Mechanism of action of AZD0865, a K+-competitive inhibitor of gastric H+,K+-ATPase

AZD0865 is a member of a drug class that inhibits gastric H+,K+-ATPase by K+-competitive binding. The objective of these experiments was to characterize the mechanism of action, selectivity and inhibitory potency of AZD0865 in vitro. In porcine ion-leaky vesicles at pH 7.4, AZD0865 concentration-dependently inhibited K+-stimulated H+,K+-ATPase activity (IC50 1.0 ± 0.2 μM) but was more potent at pH 6.4 (IC50 0.13 ± 0.01 μM).
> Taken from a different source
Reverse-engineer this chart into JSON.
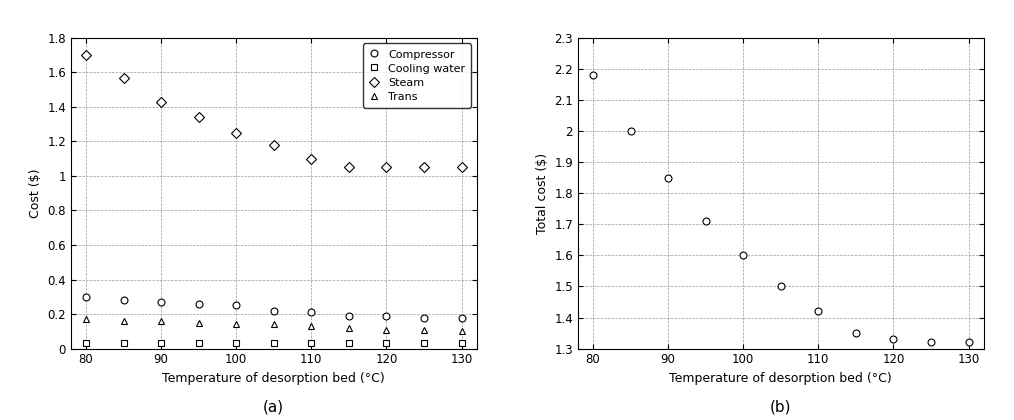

The IC50 values for a permanent cation analogue, AR-H070091, were 11 ± 1.2 μM at pH 7.4 and 16 ± 1.8 μM at pH 6.4. These results suggest that the protonated form of AZD0865 inhibits H+,K+-ATPase. In ion-tight vesicles, AZD0865 inhibited H+,K+-ATPase more potently (IC50 6.9 ± 0.4 nM) than in ion-leaky vesicles, suggesting a luminal site of action. AZD0865 inhibited acid formation in histamine- or dibutyryl-cAMP-stimulated rabbit gastric glands (IC50 0.28 ± 0.01 and 0.26 ± 0.003 μM, respectively). In ion-leaky vesicles at pH 7.4, AZD0865 (3 μM) immediately inhibited H+,K+-ATPase activity by 88 ± 1%. Immediately after a 10-fold dilution H+,K+-ATPase inhibition was 41%, indicating reversible binding of AZD0865 to gastric H+,K+-ATPase. In contrast to omeprazole, AZD0865 inhibited H+,K+-ATPase activity in a K+-competitive manner (Ki 46 ± 3 nM). AZD0865 inhibited the process of cation occlusion concentration-dependently (IC50 1.7 ± 0.06 μM). At 100 μM, AZD0865 reduced porcine renal Na+,K+-ATPase activity by 9 ± 2%, demonstrating a high selectivity for H+,K+-ATPase. Thus, AZD0865 potently, K+-competitively, and selectively inhibits gastric H+,K+-ATPase activity and acid formation in vitro, with a fast onset of effect.